Regarding endoscopic management, the data are scarce, as only 1 previous study reported on performing POEM in 6 patients with AC who suffered from dysphagia. This small case series showed symptom improvement after POEM, as assessed by the Eckardt score. However, there was less post-POEM symptom improvement in AC patients compared to patients with achalasia or esophagogastric junction outflow obstruction [65]. Thus, there are currently insufficient data to recommend POEM in dysphagia-predominant AC patients. Such patients often require further evaluation to assess whether they actually have type 1 achalasia as their underlying motility disorder.
Finally, a recently published study on the yield of acute transcutaneous electrical stimulation (TES) has reported TES-induced measurable contractile activity (Distal Contractile Integral [DCI] >100 mmHg-cm-sec) in 3 out of 5 patients with AC: median DCI (interquartile range) 0 (0) mmHg-cm-s off TES vs. 0 (182) mmHg-cm-s on TES; P<0.001] [66] (Table 3).

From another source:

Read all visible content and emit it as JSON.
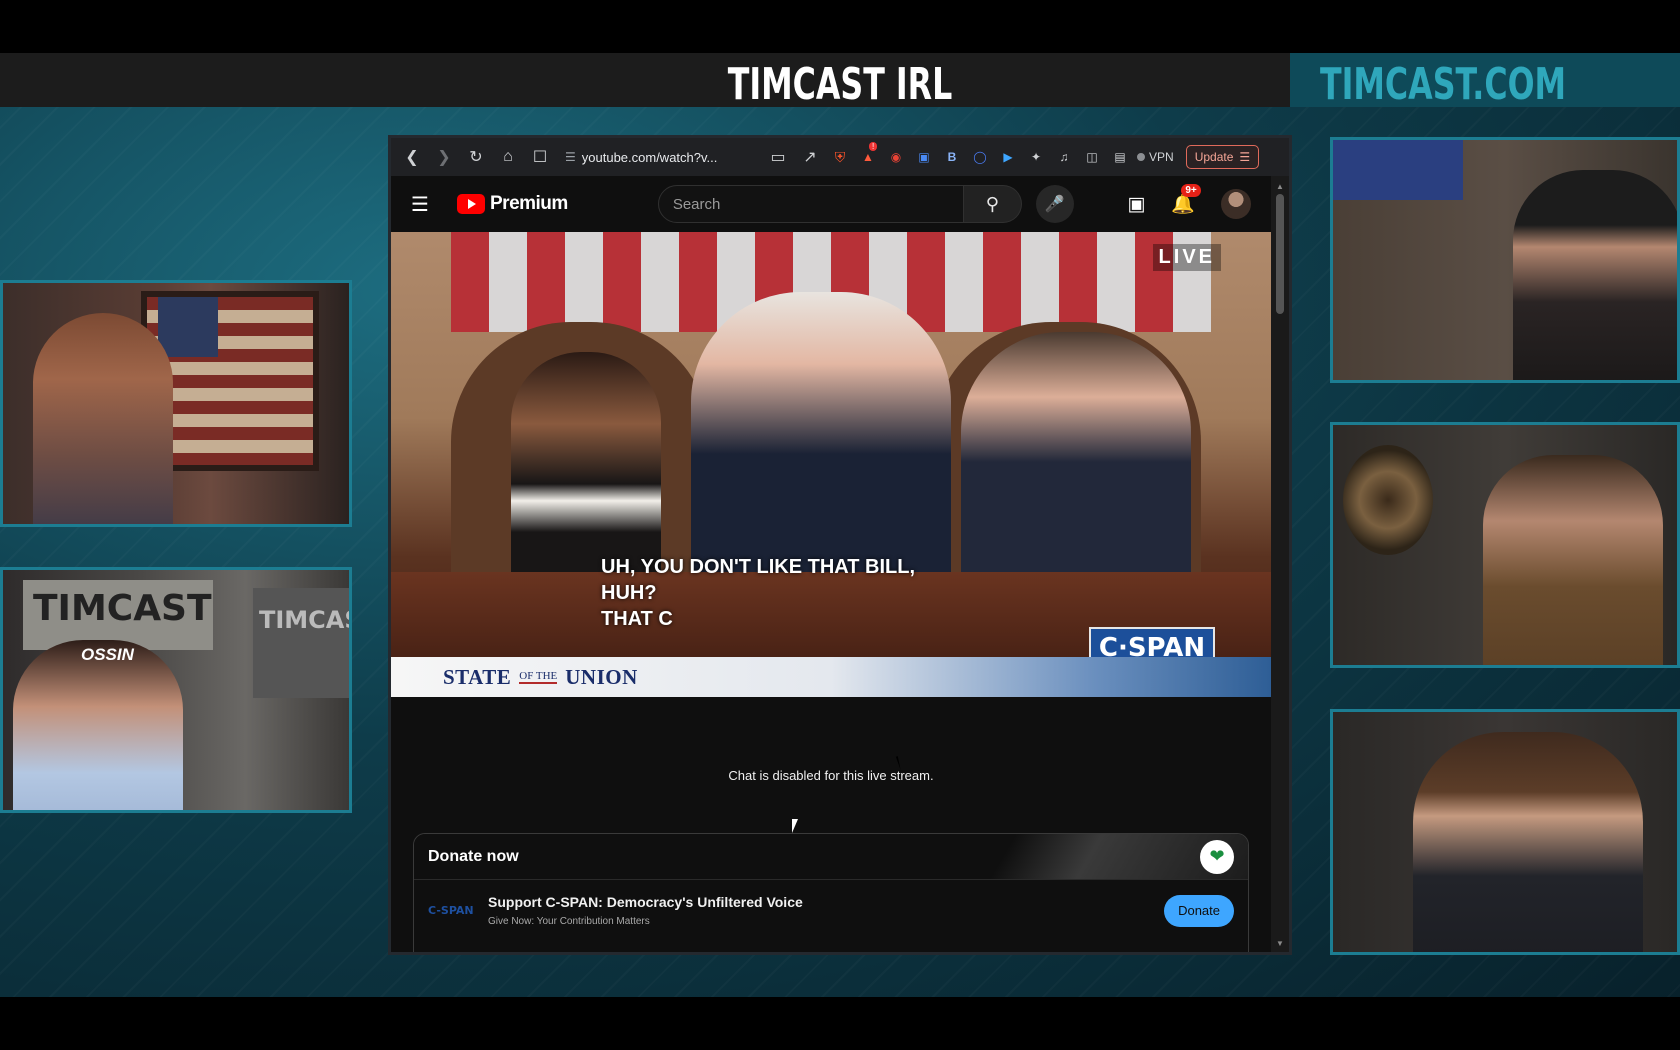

Recent studies have given us a better understanding of AC, an often-overlooked esophageal motility disorder. These studies have improved our knowledge of the clinical presentation of AC and its relationship with rheumatologic diseases. However, there remains a lack of quality evidence regarding treatment options. The mainstay of treatment continues to be aggressive use of PPIs for reflux symptoms and EE, as well nutritional support and lifestyle modification. Other medications, such as prokinetic agents, currently have little evidence to support their use. There are limited studies evaluating interventions such as fundoplication to treat reflux in patients with AC. Further prospective clinical studies evaluating these therapeutic options, as well as novel treatments, are certainly warranted.